El actual Gobierno de San Luis Potosí enfrenta una crisis de legitimidad ante la creciente evidencia de un esquema de tráfico de influencias que vincula directamente a dos de sus figuras más poderosas.
De acuerdo con informes obtenidos por Excélsior, el secretario general de Gobierno, Guadalupe Torres Sánchez, y su esposa, Xitlálic Sánchez Servín, actual vicefiscal jurídica, se encuentran en el ojo de medios nacionales por instrumentalizar sus posiciones públicas para favorecer los intereses de Torsa Abogados, la firma privada fundada por el propio funcionario.
Las denuncias apuntan a que el matrimonio ha operado activamente para beneficiar a clientes del despacho mientras ostentan mandos de alta jerarquía, una dualidad que raya en lo ilícito y que desdibuja la frontera entre el servicio público y el negocio familiar.

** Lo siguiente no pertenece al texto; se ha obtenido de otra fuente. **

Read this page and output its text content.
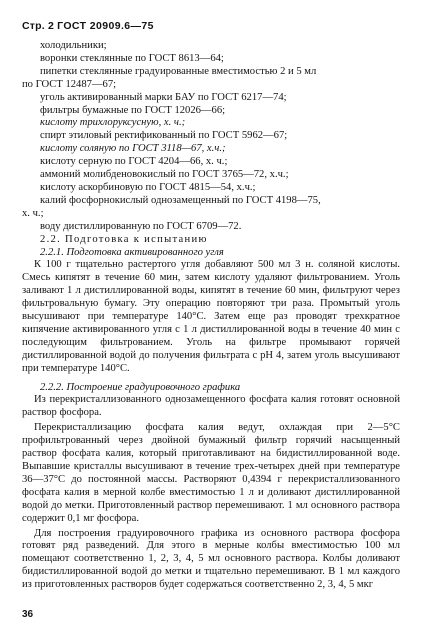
Стр. 2 ГОСТ 20909.6—75
холодильники;
воронки стеклянные по ГОСТ 8613—64;
пипетки стеклянные градуированные вместимостью 2 и 5 мл
по ГОСТ 12487—67;
уголь активированный марки БАУ по ГОСТ 6217—74;
фильтры бумажные по ГОСТ 12026—66;
кислоту трихлоруксусную, х. ч.;
спирт этиловый ректификованный по ГОСТ 5962—67;
кислоту соляную по ГОСТ 3118—67, х.ч.;
кислоту серную по ГОСТ 4204—66, х. ч.;
аммоний молибденовокислый по ГОСТ 3765—72, х.ч.;
кислоту аскорбиновую по ГОСТ 4815—54, х.ч.;
калий фосфорнокислый однозамещенный по ГОСТ 4198—75,
х. ч.;
воду дистиллированную по ГОСТ 6709—72.
2.2. Подготовка к испытанию
2.2.1. Подготовка активированного угля

К 100 г тщательно растертого угля добавляют 500 мл 3 н. соляной кислоты. Смесь кипятят в течение 60 мин, затем кислоту удаляют фильтрованием. Уголь заливают 1 л дистиллированной воды, кипятят в течение 60 мин, фильтруют через фильтровальную бумагу. Эту операцию повторяют три раза. Промытый уголь высушивают при температуре 140°С. Затем еще раз проводят трехкратное кипячение активированного угля с 1 л дистиллированной воды в течение 40 мин с последующим фильтрованием. Уголь на фильтре промывают горячей дистиллированной водой до получения фильтрата с pH 4, затем уголь высушивают при температуре 140°С.

2.2.2. Построение градуировочного графика

Из перекристаллизованного однозамещенного фосфата калия готовят основной раствор фосфора.

Перекристаллизацию фосфата калия ведут, охлаждая при 2—5°С профильтрованный через двойной бумажный фильтр горячий насыщенный раствор фосфата калия, который приготавливают на бидистиллированной воде. Выпавшие кристаллы высушивают в течение трех-четырех дней при температуре 36—37°С до постоянной массы. Растворяют 0,4394 г перекристаллизованного фосфата калия в мерной колбе вместимостью 1 л и доливают дистиллированной водой до метки. Приготовленный раствор перемешивают. 1 мл основного раствора содержит 0,1 мг фосфора.

Для построения градуировочного графика из основного раствора фосфора готовят ряд разведений. Для этого в мерные колбы вместимостью 100 мл помещают соответственно 1, 2, 3, 4, 5 мл основного раствора. Колбы доливают бидистиллированной водой до метки и тщательно перемешивают. В 1 мл каждого из приготовленных растворов будет содержаться соответственно 2, 3, 4, 5 мкг

36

La reputación de Torsa Abogados está lejos de ser impecable. Clientes de la firma han levantado la voz contra presuntas prácticas de extorsión y engaño, señalando específicamente a Francisco Torres Sánchez, hermano del secretario, como el ejecutor de manejos irregulares. No obstante, el historial de Guadalupe Torres Sánchez ya cargaba con el lastre de la “ecuación corrupta” en 2017, un sistema de extorsión a alcaldes para limpiar cuentas públicas que dejó un boquete de 11.3 millones de pesos en el Congreso local.
A este oscuro antecedente se suman vínculos con empresas fantasma y la gestión de contratos millonarios, como el polémico caso de las luminarias de PANAVI, donde el costo se infló en más de 200 millones de pesos bajo su asesoría legal.
El escándalo más reciente revela una ambición que busca trascender el sexenio: el control de las notarías. Excélsior tuvo acceso a documentos que confirman cómo la vicefiscal Sánchez Servín ha utilizado la estructura estatal para presionar a autoridades educativas y federales, exigiendo «agilizar» trámites académicos indispensables para postularse a la Notaría Pública número 40.
Resulta alarmante que, meses antes de esta postulación, su propio esposo, el secretario de Gobierno, promoviera una reforma a la Ley del Notariado diseñada a la medida: una modificación legal que eliminó convenientemente los requisitos de experiencia, conocimientos técnicos y antigüedad de la cédula profesional.
Este asalto al notariado potosino representa la culminación de un conflicto de interés institucionalizado. Mientras Sánchez Servín tiene el poder de decidir sobre la acción penal desde la Fiscalía, su esposo moldea las leyes para asegurarles un retiro dorado en el sector privado. Esta estructura de impunidad no solo compromete la ética del servicio público, sino que pone en entredicho la transparencia de una administración que parece permitir que los expedientes judiciales y los sellos notariales se negocien en la mesa de un despacho particular.